The key to growing good wasabi is controlling the flow of water. A sufficient volume of water must flow evenly. In places where there is not enough water, as well as in years of insufficient water, the roots do not grow large, and the harvest volume goes down. Also, wasabi does not grow well in places where the water splashes, so in the old days this was prevented by inserting cryptomeria branches in the stone wall in stepped fields.
The water must be spring water, with little temperature variation year-round. The ideal temperatures are between 11 and 19 degrees Celsius. Wasabi is fairly resistant to cold, growing naturally as far north as Sakhalin, but it will freeze if the temperature falls to 5 degrees below zero. To keep them from freezing, therefore, the plants are covered with nets in the winter. In the summer they need to be shaded, as they are susceptible to heat and can die out in no time. Alder and other trees are planted for natural shading. In the coming years, wasabi farms in Shizuoka Prefecture and in western Japan will be hard put to find ways to cope with global warming.
"Wasabi is grown with only water and no fertilizers, so the quality of the water is all-important," explains Takahiro Ozawa. "There's just no way of beating a farm blessed with excellent water. That's why I'd say that the first and foremost condition for growing good wasabi is that your predecessor has left behind a prime location." The wasabi of Gotenba, which is a regular winner in food quality contests, is grown with the plentiful subsoil water flowing from Mt. Fuji.
As wasabi is cultivated in flowing water and the effects of the water on the environs can be profound, the use of pesticides is mostly prohibited. Several years ago, for instance, trout farms suffered damage from the pesticides used by upstream wasabi farms in Nagano Prefecture. Pesticides for expelling plant lice have recently been exceptionally permitted, but they are rarely used in Abe, where plant lice have not posed a problem. Rather, the pests for local wasabi farmers are stoneflies and other insects that inhabit streams. They can go so far as to wipe out the harvest, and the bad news is that there is nothing to be done about them.
Stone and sand gravel, over which water can flow smoothly, are suited for wasabi growth. But a moderate amount of organic matter is needed as well, and too much sunlight is detrimental. The best location, then, is a place surrounded by deciduous trees and aged cryptomeria trees. Hidden among the trees, wasabi fields are beyond public view for the most part.

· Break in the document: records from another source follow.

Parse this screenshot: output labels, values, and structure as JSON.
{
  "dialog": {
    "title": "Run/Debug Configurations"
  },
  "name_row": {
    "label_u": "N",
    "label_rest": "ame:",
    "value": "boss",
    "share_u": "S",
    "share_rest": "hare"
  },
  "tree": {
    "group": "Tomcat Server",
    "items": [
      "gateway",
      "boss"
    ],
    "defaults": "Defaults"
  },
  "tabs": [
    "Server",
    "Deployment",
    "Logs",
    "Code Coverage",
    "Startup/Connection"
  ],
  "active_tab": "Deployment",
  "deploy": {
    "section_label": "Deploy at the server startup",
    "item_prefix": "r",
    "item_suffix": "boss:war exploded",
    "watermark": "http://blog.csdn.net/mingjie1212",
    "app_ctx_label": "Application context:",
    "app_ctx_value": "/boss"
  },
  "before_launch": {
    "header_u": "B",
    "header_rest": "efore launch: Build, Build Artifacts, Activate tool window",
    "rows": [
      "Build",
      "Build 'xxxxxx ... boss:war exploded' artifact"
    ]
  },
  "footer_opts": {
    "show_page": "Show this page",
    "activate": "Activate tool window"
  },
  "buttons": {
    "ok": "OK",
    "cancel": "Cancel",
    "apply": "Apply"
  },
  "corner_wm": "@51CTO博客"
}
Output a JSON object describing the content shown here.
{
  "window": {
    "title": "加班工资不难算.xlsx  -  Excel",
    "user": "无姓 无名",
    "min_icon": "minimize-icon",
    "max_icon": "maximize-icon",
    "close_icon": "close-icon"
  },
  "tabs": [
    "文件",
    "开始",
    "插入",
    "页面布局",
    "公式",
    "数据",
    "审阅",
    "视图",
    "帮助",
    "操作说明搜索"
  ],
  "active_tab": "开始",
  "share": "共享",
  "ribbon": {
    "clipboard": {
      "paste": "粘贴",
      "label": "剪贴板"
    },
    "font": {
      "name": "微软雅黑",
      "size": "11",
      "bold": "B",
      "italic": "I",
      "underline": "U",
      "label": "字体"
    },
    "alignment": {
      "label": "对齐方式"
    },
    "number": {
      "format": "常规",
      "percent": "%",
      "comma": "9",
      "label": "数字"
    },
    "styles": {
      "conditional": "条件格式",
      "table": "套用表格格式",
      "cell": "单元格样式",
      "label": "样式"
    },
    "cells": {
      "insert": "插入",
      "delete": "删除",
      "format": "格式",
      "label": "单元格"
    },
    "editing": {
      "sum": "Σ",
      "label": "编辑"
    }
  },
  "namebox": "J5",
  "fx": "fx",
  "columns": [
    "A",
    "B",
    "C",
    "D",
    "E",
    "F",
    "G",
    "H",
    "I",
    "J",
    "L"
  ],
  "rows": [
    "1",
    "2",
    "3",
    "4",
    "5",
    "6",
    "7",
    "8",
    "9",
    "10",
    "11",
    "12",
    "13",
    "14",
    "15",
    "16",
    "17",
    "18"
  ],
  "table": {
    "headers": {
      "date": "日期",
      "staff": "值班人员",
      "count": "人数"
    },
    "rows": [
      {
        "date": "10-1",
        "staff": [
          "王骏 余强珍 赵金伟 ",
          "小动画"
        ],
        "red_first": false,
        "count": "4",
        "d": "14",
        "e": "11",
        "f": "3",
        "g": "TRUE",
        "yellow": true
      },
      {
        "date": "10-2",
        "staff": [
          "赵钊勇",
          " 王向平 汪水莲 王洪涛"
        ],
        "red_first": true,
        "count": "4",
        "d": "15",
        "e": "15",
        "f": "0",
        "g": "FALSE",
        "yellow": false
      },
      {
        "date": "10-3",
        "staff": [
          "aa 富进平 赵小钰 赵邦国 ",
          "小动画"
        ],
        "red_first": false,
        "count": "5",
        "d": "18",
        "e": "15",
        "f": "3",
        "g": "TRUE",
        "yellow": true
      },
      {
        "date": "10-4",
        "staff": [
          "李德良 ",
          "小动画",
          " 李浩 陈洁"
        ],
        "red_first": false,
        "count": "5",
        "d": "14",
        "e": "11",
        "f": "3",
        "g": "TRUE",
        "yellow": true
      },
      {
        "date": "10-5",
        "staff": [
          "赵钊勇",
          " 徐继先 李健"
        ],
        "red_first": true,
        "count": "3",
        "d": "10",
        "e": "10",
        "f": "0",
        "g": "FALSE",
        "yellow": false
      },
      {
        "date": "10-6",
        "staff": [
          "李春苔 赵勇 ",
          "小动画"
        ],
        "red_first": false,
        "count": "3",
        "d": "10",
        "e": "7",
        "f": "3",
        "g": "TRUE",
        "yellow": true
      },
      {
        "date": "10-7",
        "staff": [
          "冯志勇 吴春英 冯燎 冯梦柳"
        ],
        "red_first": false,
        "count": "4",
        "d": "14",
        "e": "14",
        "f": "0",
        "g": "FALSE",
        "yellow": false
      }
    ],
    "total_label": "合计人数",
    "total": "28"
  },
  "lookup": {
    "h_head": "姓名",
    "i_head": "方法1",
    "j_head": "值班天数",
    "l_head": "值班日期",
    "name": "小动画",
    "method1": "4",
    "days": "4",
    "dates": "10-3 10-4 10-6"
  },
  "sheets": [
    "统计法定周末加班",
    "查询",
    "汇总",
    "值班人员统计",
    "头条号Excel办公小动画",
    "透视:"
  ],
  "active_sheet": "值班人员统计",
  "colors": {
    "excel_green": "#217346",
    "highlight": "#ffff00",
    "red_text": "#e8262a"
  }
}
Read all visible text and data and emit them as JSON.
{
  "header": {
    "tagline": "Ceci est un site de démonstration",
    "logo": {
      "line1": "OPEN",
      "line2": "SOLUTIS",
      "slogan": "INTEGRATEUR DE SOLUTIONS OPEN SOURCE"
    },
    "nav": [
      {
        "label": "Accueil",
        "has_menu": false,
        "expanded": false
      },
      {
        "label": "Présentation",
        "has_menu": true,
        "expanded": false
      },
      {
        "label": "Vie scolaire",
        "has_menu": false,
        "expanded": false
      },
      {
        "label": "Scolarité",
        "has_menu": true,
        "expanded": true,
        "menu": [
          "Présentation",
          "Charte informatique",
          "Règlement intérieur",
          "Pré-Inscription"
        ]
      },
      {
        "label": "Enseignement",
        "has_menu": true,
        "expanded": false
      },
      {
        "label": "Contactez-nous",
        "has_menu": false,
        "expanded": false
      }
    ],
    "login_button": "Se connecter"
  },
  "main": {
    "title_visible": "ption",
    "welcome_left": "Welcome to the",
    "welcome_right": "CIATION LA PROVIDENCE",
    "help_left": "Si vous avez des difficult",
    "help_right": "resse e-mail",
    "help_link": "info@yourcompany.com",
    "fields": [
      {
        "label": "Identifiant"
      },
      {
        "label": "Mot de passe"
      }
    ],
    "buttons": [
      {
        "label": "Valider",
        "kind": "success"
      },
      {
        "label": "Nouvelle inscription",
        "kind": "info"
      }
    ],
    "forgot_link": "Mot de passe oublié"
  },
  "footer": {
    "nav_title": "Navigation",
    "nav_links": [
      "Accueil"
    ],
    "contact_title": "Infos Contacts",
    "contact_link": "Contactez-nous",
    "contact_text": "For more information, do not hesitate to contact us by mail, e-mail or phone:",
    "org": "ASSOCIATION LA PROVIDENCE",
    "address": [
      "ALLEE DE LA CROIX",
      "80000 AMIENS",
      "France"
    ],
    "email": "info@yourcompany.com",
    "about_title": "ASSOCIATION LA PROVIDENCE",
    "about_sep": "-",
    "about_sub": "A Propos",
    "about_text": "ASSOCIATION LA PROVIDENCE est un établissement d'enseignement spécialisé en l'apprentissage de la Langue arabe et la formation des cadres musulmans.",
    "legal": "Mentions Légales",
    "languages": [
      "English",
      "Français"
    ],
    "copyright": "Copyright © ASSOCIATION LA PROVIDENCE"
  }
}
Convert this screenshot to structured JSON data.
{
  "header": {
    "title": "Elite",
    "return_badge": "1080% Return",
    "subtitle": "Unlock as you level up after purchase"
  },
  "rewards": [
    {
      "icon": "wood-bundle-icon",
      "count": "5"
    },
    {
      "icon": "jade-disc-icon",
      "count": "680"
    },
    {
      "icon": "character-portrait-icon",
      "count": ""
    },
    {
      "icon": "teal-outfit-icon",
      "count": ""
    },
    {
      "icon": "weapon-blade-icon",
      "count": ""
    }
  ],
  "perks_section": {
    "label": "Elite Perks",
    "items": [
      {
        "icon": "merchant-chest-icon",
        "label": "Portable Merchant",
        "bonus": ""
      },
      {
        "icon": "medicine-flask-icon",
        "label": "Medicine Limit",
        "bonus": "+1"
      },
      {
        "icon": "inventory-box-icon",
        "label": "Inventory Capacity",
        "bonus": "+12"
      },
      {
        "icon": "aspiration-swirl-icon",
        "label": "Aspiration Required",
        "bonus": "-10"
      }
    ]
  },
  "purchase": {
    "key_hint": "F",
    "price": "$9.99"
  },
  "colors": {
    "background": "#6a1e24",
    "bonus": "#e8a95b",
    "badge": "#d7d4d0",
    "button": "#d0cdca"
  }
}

Rural Depopulation and Urban Diets
The mountains from which the Abe River flows, with the Akaishi Mountains close at hand, are a major source of water for the residents of Shizuoka Prefecture. It is a region that has seen serious flood damage roughly every 30 years. Each time the wasabi fields have been swept to ruin, and each time villagers have joined hands to reconstruct them. Wasabi represents a dietary tradition that has been nurtured by generations of people who have coexisted with nature in all its manifestations.
About 10,000 people used to live in the Abe district, but today that number has halved. While continuing wasabi production is a certainly concern, locals face the more basic question of whether or not they will be able to continue living here. Depopulation in mountainous areas is linked in no small way to the diets of people across Japan. As it is difficult for new entrants to begin wasabi production, which takes place on steep slopes deep in the mountains and does not pay well, it is important for consumers to support wasabi farmers who are currently in the business by buying their products.